The investigation also conducted a detailed analysis of the antimicrobial resistance determinants in the genetic data. Importantly, these analyses showed that there is no evidence of XDRTB (extensively drug-resistant tuberculosis) because there wasn’t resistance to: 1. first-line anti-TB drugs (isoniazid; pyrazinamide; streptomycin; rifampin; and ethambutol) and; 2. a fluoroquinolone and; 3. at least one second-line drug (amikacin, kanamycin, or capreomycin). To be classed as XDRTB, all three criteria need to be met. The isolates are not only phenotypically not XDRTB (they did not display resistance in lab tests), but they also are not genotypically XDRTB (they don’t have the genetic features needed to satisfy all three criteria). Due to regulation and mutation, it is possible for bacteria to carry a gene, but not express its phenotype. However, if evidence of the genetic markers for XDRTB were identified, this could be concerning. Fortunately, there was none.
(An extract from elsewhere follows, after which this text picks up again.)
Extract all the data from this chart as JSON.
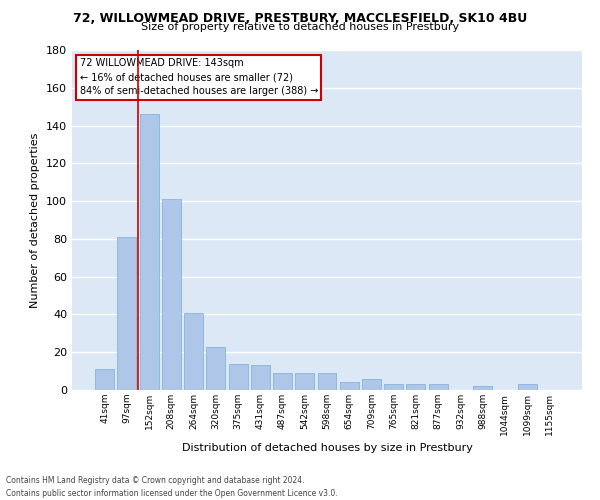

The authors highlight the importance not only of monitoring antibiograms of isolates for epidemiology, but also regular sequencing to evaluate the distribution of lineages and genetic basis for observed resistance.
This information was all gained, vitally, from genome sequence data that was not ‘finished’. Indeed, one of the genomes was in quite a lot of contigs (439!), yet meaningful information was extracted from these pieces of the whole chromosomal puzzle. Whilst a complete chromosome can be ideal for answering a range of research questions, there is a great deal that can be done with the vast quantities of incomplete, draft data that is available in the public databases and is continuing to be generated.